Drinking Your Own Urine
There’s not exactly an abundance of water in outer space. To curb this problem, astronauts have to drink recycled water from their own urine. The machine that does this for them is about 250 million dollars. We’re guessing they check that machine often to make sure it’s working properly.
Bloat
When your body digests food, it naturally makes gases. Most of the time that gas finds a way out, but in space, it just sits there for a long time. If you try to force a burp, it could induce vomiting. Astronauts have created some interesting techniques to counteract that.
Constipation
Not only does the Zero-G cause astronauts to be puffy in the face and bloated, it also causes constipation. Suddenly, it makes sense why they eat goo from a tube.
Space Vomit
As we said before, astronauts regularly get space sick, and that can lead to vomiting. Imagine being in zero gravity, throwing up, and watching your vomit floating around the space station. Usually, the astronauts will vomit in a barf bag, which gets to hang out with them for the remainder of the trip.
Pooping in Space
Everyone wants to know how astronauts go poop in space. In the early days, it wasn’t a great situation, which essentially just involved bags. Luckily, things have gotten a little better if not less awkward. Astronauts sit on a toilet but have to take “positional training” to make sure their feces goes into the hole properly.
Diarrhea
On an Apollo 8 mission commanded by Frank Borman, things got pretty nasty, pretty quick.
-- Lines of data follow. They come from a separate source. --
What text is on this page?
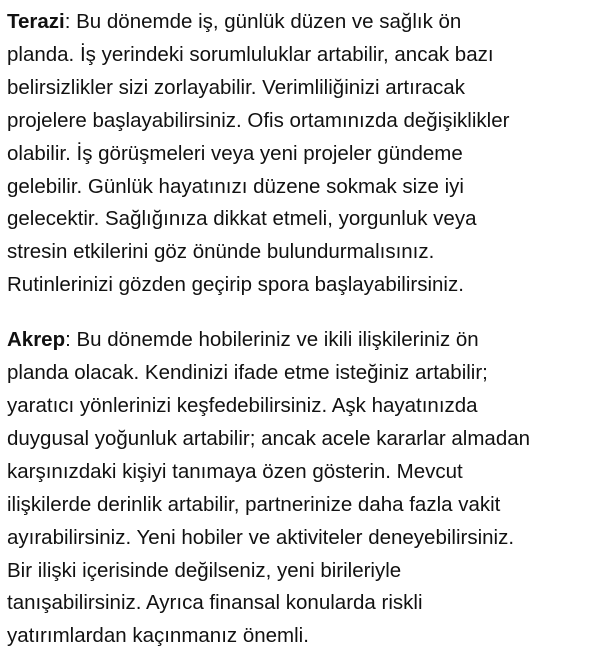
Terazi: Bu dönemde iş, günlük düzen ve sağlık ön
planda. İş yerindeki sorumluluklar artabilir, ancak bazı
belirsizlikler sizi zorlayabilir. Verimliliğinizi artıracak
projelere başlayabilirsiniz. Ofis ortamınızda değişiklikler
olabilir. İş görüşmeleri veya yeni projeler gündeme
gelebilir. Günlük hayatınızı düzene sokmak size iyi
gelecektir. Sağlığınıza dikkat etmeli, yorgunluk veya
stresin etkilerini göz önünde bulundurmalısınız.
Rutinlerinizi gözden geçirip spora başlayabilirsiniz.

Akrep: Bu dönemde hobileriniz ve ikili ilişkileriniz ön
planda olacak. Kendinizi ifade etme isteğiniz artabilir;
yaratıcı yönlerinizi keşfedebilirsiniz. Aşk hayatınızda
duygusal yoğunluk artabilir; ancak acele kararlar almadan
karşınızdaki kişiyi tanımaya özen gösterin. Mevcut
ilişkilerde derinlik artabilir, partnerinize daha fazla vakit
ayırabilirsiniz. Yeni hobiler ve aktiviteler deneyebilirsiniz.
Bir ilişki içerisinde değilseniz, yeni birileriyle
tanışabilirsiniz. Ayrıca finansal konularda riskli
yatırımlardan kaçınmanız önemli.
Borman woke from a nap with an upset stomach and starting vomiting and having bad diarrhea. The globules floated around their tiny capsule. Borman didn’t want to report it back to mission control, but Jim Lovell and William Anders forced him to report it.
Bowel Monitors
Astronauts in on space shuttle flight wore a monitor on their belly to record their bowel movements. Oddly, an expert was on the other end of that recording, making sure everything was working normally.
Clogged Toilet
No one wants to deal with a clogged toilet on Earth much less space, but that’s exactly what happened on the 1981 Space Shuttle Columbia flight. During re-entry, fecal matter migrated from the ventilation system and entered the main cabin. During the Apollo missions, they dealt with floating turds quite often it seems.
Sneezing
While astronauts are in a space suit, they can’t exactly blow their nose or cover their mouths when they sneeze. When a sneeze does come on, it could be a very messy problem, potentially putting mucus all over the windshield of the helmet. Astronauts say to avoid this, they’ve gotten really good at aiming down when they sneeze.
Dying in Space
For a long time, NASA hasn’t really come up with a plan for what happens if a person dies in space. It probably wouldn’t be the greatest experience to be the astronauts that have to deal with a dead body in a spaceship. Working with the burial company Promessa, NASA has created the “Body Back” program, which is basically putting a dead body in a sleeping bag and letting it sit outside the spaceship while you enter Earth’s atmosphere, letting it burn into dust.
ISS Bathroom Spat
Many know the experience of siblings fighting over the bathroom, not to mention yelling at each other over the bad smell. Now put that situation in space, and you’ll understand the problem. The International Space Station launched in 1998, and after a while, things weren’t going so well between the American astronauts and Russian cosmonauts. The cosmonauts apparently liked jellied fish for their diets, which ended up clogging the toilets. The astronauts ended up banning them from using their toilets.
Sweat Balls
As we said before, astronauts work out for about two hours a day to keep up their muscle mass. That’s going to produce a lot of sweat. In Zero-G, sweat doesn’t roll off your body, it just clings to it in tiny sweat balls. It’ll stay like that for a long time unless you wipe it off with a towel. Side note, astronauts collect their own sweat to use as drinking water later.
Sparse Showering
Astronauts have plenty of work to do and have been known to go without bathing for weeks. In the early space missions, things could get pretty nasty up in those tiny capsules.
Foot Callus
Remember when we talked about dead skin? Well, it gets worse. Noting the tops of their feet becoming painfully sensitive, astronauts have said that the calluses on the bottom of their feet molt off and float away.